Polymer drift in a solvent by force acting on one polymer end

TL;DR

This paper studies how hydrodynamic interactions influence the non-equilibrium drift behavior of a flexible polymer under force, revealing nonlinear dynamics and different screening regimes depending on force and chain length.

Contribution

It provides a theoretical analysis of polymer drift under force, incorporating hydrodynamic interactions and identifying regimes with nonlinear and logarithmic corrections.

Findings

Velocity and elongation are nonlinear functions of force at moderate levels.

Hydrodynamic interactions are screened at large forces with finite chain length.

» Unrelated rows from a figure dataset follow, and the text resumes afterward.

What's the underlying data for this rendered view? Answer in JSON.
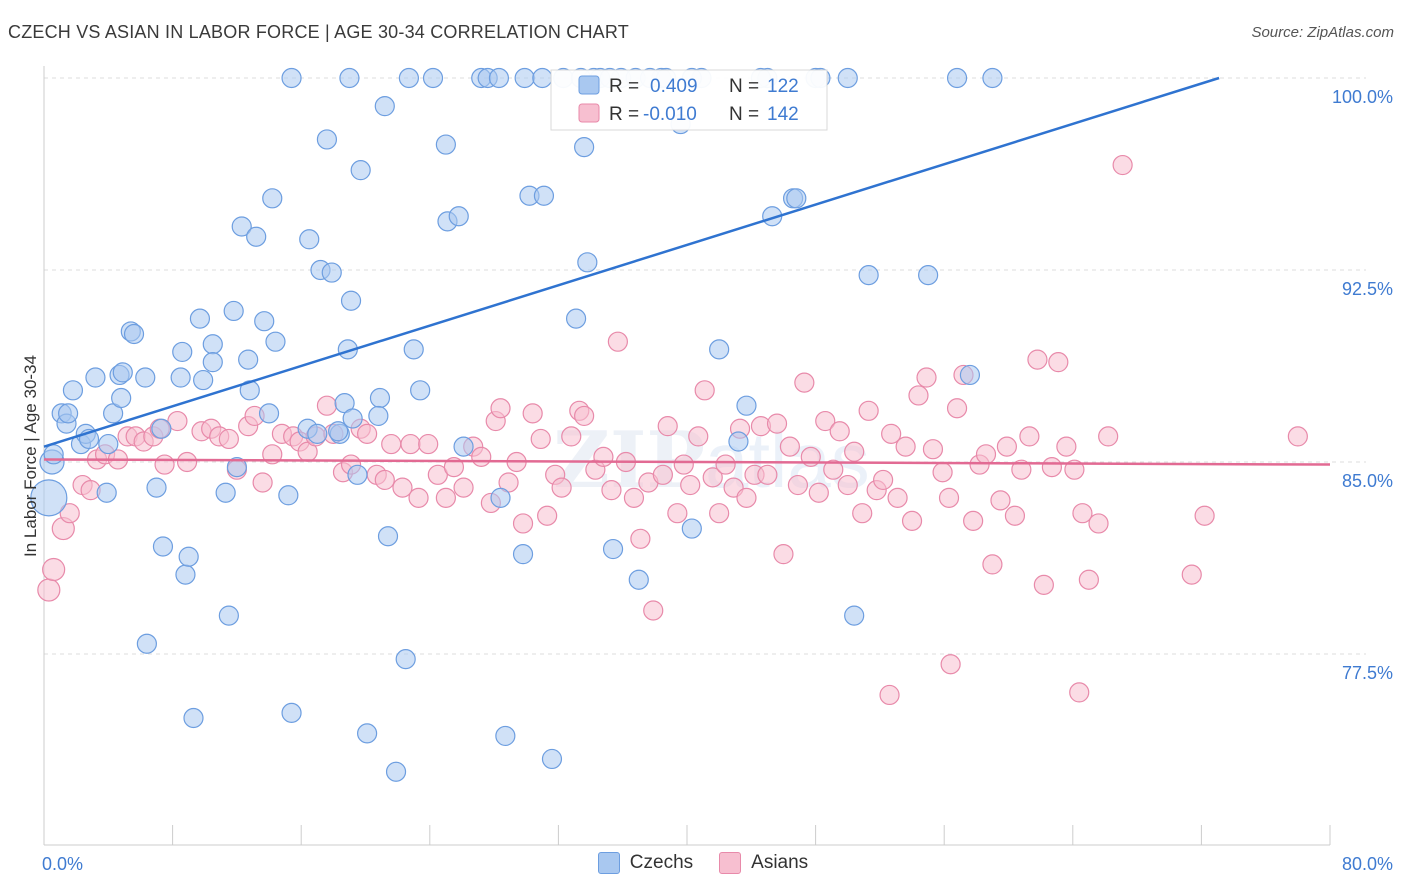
{
  "header": {
    "title": "CZECH VS ASIAN IN LABOR FORCE | AGE 30-34 CORRELATION CHART",
    "source": "Source: ZipAtlas.com"
  },
  "watermark": {
    "zip": "ZIP",
    "atlas": "atlas"
  },
  "colors": {
    "czech_fill": "#a9c8f0",
    "czech_stroke": "#6d9ee0",
    "czech_line": "#2f73d0",
    "asian_fill": "#f7bfd0",
    "asian_stroke": "#e88aaa",
    "asian_line": "#e26a93",
    "axis_label": "#3f7bd1",
    "grid": "#dddddd"
  },
  "legend_top": {
    "rows": [
      {
        "r_label": "R = ",
        "r_value": "0.409",
        "n_label": "N = ",
        "n_value": "122"
      },
      {
        "r_label": "R = ",
        "r_value": "-0.010",
        "n_label": "N = ",
        "n_value": "142"
      }
    ]
  },
  "legend_bottom": [
    {
      "label": "Czechs"
    },
    {
      "label": "Asians"
    }
  ],
  "chart_data": {
    "type": "scatter",
    "title": "CZECH VS ASIAN IN LABOR FORCE | AGE 30-34 CORRELATION CHART",
    "xlabel": "",
    "ylabel": "In Labor Force | Age 30-34",
    "xlim": [
      0,
      80
    ],
    "ylim": [
      70.5,
      100.8
    ],
    "x_tick_labels": [
      "0.0%",
      "80.0%"
    ],
    "y_ticks": [
      77.5,
      85.0,
      92.5,
      100.0
    ],
    "y_tick_labels": [
      "77.5%",
      "85.0%",
      "92.5%",
      "100.0%"
    ],
    "grid": "horizontal dashed",
    "legend": "top-center, bottom-center",
    "series": [
      {
        "name": "Czechs",
        "r": 0.409,
        "n": 122,
        "trend": {
          "x": [
            0,
            73.1
          ],
          "y": [
            85.6,
            100.0
          ]
        },
        "points": [
          [
            0.3,
            83.6
          ],
          [
            0.5,
            85.0
          ],
          [
            0.6,
            85.3
          ],
          [
            1.1,
            86.9
          ],
          [
            1.4,
            86.5
          ],
          [
            1.5,
            86.9
          ],
          [
            1.8,
            87.8
          ],
          [
            2.3,
            85.7
          ],
          [
            2.6,
            86.1
          ],
          [
            2.8,
            85.9
          ],
          [
            3.2,
            88.3
          ],
          [
            4.0,
            85.7
          ],
          [
            3.9,
            83.8
          ],
          [
            4.3,
            86.9
          ],
          [
            4.7,
            88.4
          ],
          [
            4.9,
            88.5
          ],
          [
            4.8,
            87.5
          ],
          [
            5.4,
            90.1
          ],
          [
            5.6,
            90.0
          ],
          [
            6.3,
            88.3
          ],
          [
            7.3,
            86.3
          ],
          [
            7.0,
            84.0
          ],
          [
            7.4,
            81.7
          ],
          [
            8.6,
            89.3
          ],
          [
            8.5,
            88.3
          ],
          [
            8.8,
            80.6
          ],
          [
            9.0,
            81.3
          ],
          [
            9.7,
            90.6
          ],
          [
            9.9,
            88.2
          ],
          [
            10.5,
            89.6
          ],
          [
            10.5,
            88.9
          ],
          [
            11.3,
            83.8
          ],
          [
            11.8,
            90.9
          ],
          [
            12.0,
            84.8
          ],
          [
            12.3,
            94.2
          ],
          [
            13.2,
            93.8
          ],
          [
            12.7,
            89.0
          ],
          [
            12.8,
            87.8
          ],
          [
            13.7,
            90.5
          ],
          [
            14.0,
            86.9
          ],
          [
            14.2,
            95.3
          ],
          [
            14.4,
            89.7
          ],
          [
            15.2,
            83.7
          ],
          [
            15.4,
            75.2
          ],
          [
            16.4,
            86.3
          ],
          [
            16.5,
            93.7
          ],
          [
            17.0,
            86.1
          ],
          [
            17.2,
            92.5
          ],
          [
            17.6,
            97.6
          ],
          [
            17.9,
            92.4
          ],
          [
            18.4,
            86.1
          ],
          [
            18.7,
            87.3
          ],
          [
            18.3,
            86.2
          ],
          [
            18.9,
            89.4
          ],
          [
            19.1,
            91.3
          ],
          [
            19.5,
            84.5
          ],
          [
            19.2,
            86.7
          ],
          [
            19.7,
            96.4
          ],
          [
            20.1,
            74.4
          ],
          [
            20.9,
            87.5
          ],
          [
            20.8,
            86.8
          ],
          [
            21.2,
            98.9
          ],
          [
            21.4,
            82.1
          ],
          [
            21.9,
            72.9
          ],
          [
            22.5,
            77.3
          ],
          [
            23.0,
            89.4
          ],
          [
            23.4,
            87.8
          ],
          [
            25.0,
            97.4
          ],
          [
            25.1,
            94.4
          ],
          [
            25.8,
            94.6
          ],
          [
            26.1,
            85.6
          ],
          [
            27.2,
            100.0
          ],
          [
            27.6,
            100.0
          ],
          [
            28.4,
            83.6
          ],
          [
            28.7,
            74.3
          ],
          [
            29.9,
            100.0
          ],
          [
            29.8,
            81.4
          ],
          [
            30.2,
            95.4
          ],
          [
            31.1,
            95.4
          ],
          [
            31.6,
            73.4
          ],
          [
            32.3,
            100.0
          ],
          [
            33.8,
            92.8
          ],
          [
            33.1,
            90.6
          ],
          [
            33.6,
            97.3
          ],
          [
            34.2,
            100.0
          ],
          [
            35.4,
            81.6
          ],
          [
            35.9,
            100.0
          ],
          [
            36.8,
            100.0
          ],
          [
            37.0,
            80.4
          ],
          [
            38.4,
            100.0
          ],
          [
            39.6,
            98.2
          ],
          [
            40.3,
            82.4
          ],
          [
            40.9,
            100.0
          ],
          [
            42.0,
            89.4
          ],
          [
            43.7,
            87.2
          ],
          [
            43.2,
            85.8
          ],
          [
            45.3,
            94.6
          ],
          [
            45.0,
            100.0
          ],
          [
            46.6,
            95.3
          ],
          [
            46.8,
            95.3
          ],
          [
            48.0,
            100.0
          ],
          [
            48.3,
            100.0
          ],
          [
            50.4,
            79.0
          ],
          [
            51.3,
            92.3
          ],
          [
            55.0,
            92.3
          ],
          [
            56.8,
            100.0
          ],
          [
            57.6,
            88.4
          ],
          [
            59.0,
            100.0
          ],
          [
            6.4,
            77.9
          ],
          [
            11.5,
            79.0
          ],
          [
            19.0,
            100.0
          ],
          [
            9.3,
            75.0
          ],
          [
            15.4,
            100.0
          ],
          [
            22.7,
            100.0
          ],
          [
            24.2,
            100.0
          ],
          [
            28.3,
            100.0
          ],
          [
            31.0,
            100.0
          ],
          [
            34.6,
            100.0
          ],
          [
            35.2,
            100.0
          ],
          [
            37.7,
            100.0
          ],
          [
            38.7,
            100.0
          ],
          [
            40.3,
            100.0
          ],
          [
            44.6,
            100.0
          ],
          [
            50.0,
            100.0
          ],
          [
            33.4,
            100.0
          ]
        ]
      },
      {
        "name": "Asians",
        "r": -0.01,
        "n": 142,
        "trend": {
          "x": [
            0,
            80
          ],
          "y": [
            85.1,
            84.9
          ]
        },
        "points": [
          [
            0.3,
            80.0
          ],
          [
            0.6,
            80.8
          ],
          [
            1.2,
            82.4
          ],
          [
            1.6,
            83.0
          ],
          [
            2.4,
            84.1
          ],
          [
            2.9,
            83.9
          ],
          [
            3.3,
            85.1
          ],
          [
            3.8,
            85.3
          ],
          [
            4.6,
            85.1
          ],
          [
            5.2,
            86.0
          ],
          [
            5.7,
            86.0
          ],
          [
            6.2,
            85.8
          ],
          [
            6.8,
            86.0
          ],
          [
            7.2,
            86.3
          ],
          [
            7.5,
            84.9
          ],
          [
            8.3,
            86.6
          ],
          [
            8.9,
            85.0
          ],
          [
            9.8,
            86.2
          ],
          [
            10.4,
            86.3
          ],
          [
            10.9,
            86.0
          ],
          [
            11.5,
            85.9
          ],
          [
            12.0,
            84.7
          ],
          [
            12.7,
            86.4
          ],
          [
            13.1,
            86.8
          ],
          [
            13.6,
            84.2
          ],
          [
            14.2,
            85.3
          ],
          [
            14.8,
            86.1
          ],
          [
            15.5,
            86.0
          ],
          [
            15.9,
            85.8
          ],
          [
            16.4,
            85.4
          ],
          [
            16.9,
            86.0
          ],
          [
            17.6,
            87.2
          ],
          [
            18.0,
            86.1
          ],
          [
            18.6,
            84.6
          ],
          [
            19.1,
            84.9
          ],
          [
            19.7,
            86.3
          ],
          [
            20.1,
            86.1
          ],
          [
            20.7,
            84.5
          ],
          [
            21.2,
            84.3
          ],
          [
            21.6,
            85.7
          ],
          [
            22.3,
            84.0
          ],
          [
            22.8,
            85.7
          ],
          [
            23.3,
            83.6
          ],
          [
            23.9,
            85.7
          ],
          [
            24.5,
            84.5
          ],
          [
            25.0,
            83.6
          ],
          [
            25.5,
            84.8
          ],
          [
            26.1,
            84.0
          ],
          [
            26.7,
            85.6
          ],
          [
            27.2,
            85.2
          ],
          [
            27.8,
            83.4
          ],
          [
            28.1,
            86.6
          ],
          [
            28.4,
            87.1
          ],
          [
            28.9,
            84.2
          ],
          [
            29.4,
            85.0
          ],
          [
            29.8,
            82.6
          ],
          [
            30.4,
            86.9
          ],
          [
            30.9,
            85.9
          ],
          [
            31.3,
            82.9
          ],
          [
            31.8,
            84.5
          ],
          [
            32.2,
            84.0
          ],
          [
            32.8,
            86.0
          ],
          [
            33.3,
            87.0
          ],
          [
            33.6,
            86.8
          ],
          [
            34.3,
            84.7
          ],
          [
            34.8,
            85.2
          ],
          [
            35.3,
            83.9
          ],
          [
            35.7,
            89.7
          ],
          [
            36.2,
            85.0
          ],
          [
            36.7,
            83.6
          ],
          [
            37.1,
            82.0
          ],
          [
            37.6,
            84.2
          ],
          [
            37.9,
            79.2
          ],
          [
            38.5,
            84.5
          ],
          [
            38.8,
            86.4
          ],
          [
            39.4,
            83.0
          ],
          [
            39.8,
            84.9
          ],
          [
            40.2,
            84.1
          ],
          [
            40.7,
            86.0
          ],
          [
            41.1,
            87.8
          ],
          [
            41.6,
            84.4
          ],
          [
            42.0,
            83.0
          ],
          [
            42.4,
            84.9
          ],
          [
            42.9,
            84.0
          ],
          [
            43.3,
            86.3
          ],
          [
            43.7,
            83.6
          ],
          [
            44.2,
            84.5
          ],
          [
            44.6,
            86.4
          ],
          [
            45.0,
            84.5
          ],
          [
            45.6,
            86.5
          ],
          [
            46.0,
            81.4
          ],
          [
            46.4,
            85.6
          ],
          [
            46.9,
            84.1
          ],
          [
            47.3,
            88.1
          ],
          [
            47.7,
            85.2
          ],
          [
            48.2,
            83.8
          ],
          [
            48.6,
            86.6
          ],
          [
            49.1,
            84.7
          ],
          [
            49.5,
            86.2
          ],
          [
            50.0,
            84.1
          ],
          [
            50.4,
            85.4
          ],
          [
            50.9,
            83.0
          ],
          [
            51.3,
            87.0
          ],
          [
            51.8,
            83.9
          ],
          [
            52.2,
            84.3
          ],
          [
            52.7,
            86.1
          ],
          [
            53.1,
            83.6
          ],
          [
            53.6,
            85.6
          ],
          [
            54.0,
            82.7
          ],
          [
            54.4,
            87.6
          ],
          [
            54.9,
            88.3
          ],
          [
            55.3,
            85.5
          ],
          [
            55.9,
            84.6
          ],
          [
            56.3,
            83.6
          ],
          [
            56.8,
            87.1
          ],
          [
            57.2,
            88.4
          ],
          [
            57.8,
            82.7
          ],
          [
            58.2,
            84.9
          ],
          [
            58.6,
            85.3
          ],
          [
            59.0,
            81.0
          ],
          [
            59.5,
            83.5
          ],
          [
            59.9,
            85.6
          ],
          [
            60.4,
            82.9
          ],
          [
            60.8,
            84.7
          ],
          [
            61.3,
            86.0
          ],
          [
            61.8,
            89.0
          ],
          [
            62.2,
            80.2
          ],
          [
            62.7,
            84.8
          ],
          [
            63.1,
            88.9
          ],
          [
            63.6,
            85.6
          ],
          [
            64.1,
            84.7
          ],
          [
            64.6,
            83.0
          ],
          [
            65.0,
            80.4
          ],
          [
            65.6,
            82.6
          ],
          [
            66.2,
            86.0
          ],
          [
            67.1,
            96.6
          ],
          [
            64.4,
            76.0
          ],
          [
            56.4,
            77.1
          ],
          [
            52.6,
            75.9
          ],
          [
            72.2,
            82.9
          ],
          [
            78.0,
            86.0
          ],
          [
            71.4,
            80.6
          ]
        ]
      }
    ]
  }
}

Logarithmic corrections appear in velocity and elongation for large chains and forces.

Abstract

We investigate the effect of hydrodynamic interactions on the non-equilibrium drift dynamics of an ideal flexible polymer pulled by a constant force applied at one end of the polymer using the perturbation theory and the renormalization group method. For moderate force, if the polymer elongation is small, the hydrodynamic interactions are not screened and the velocity and the longitudinal elongation of the polymer are computed using the renormalization group method. Both the velocity and elongation are nonlinear functions of the driving force in this regime. For large elongation we found two regimes. For large force but finite chain length $L$ the hydrodynamic interactions are screened. For large chain lengths and a finite force the hydrodynamic interactions are only partially screened, which in three dimensions results in unusual logarithmic corrections to the velocity and the longitudinal elongation.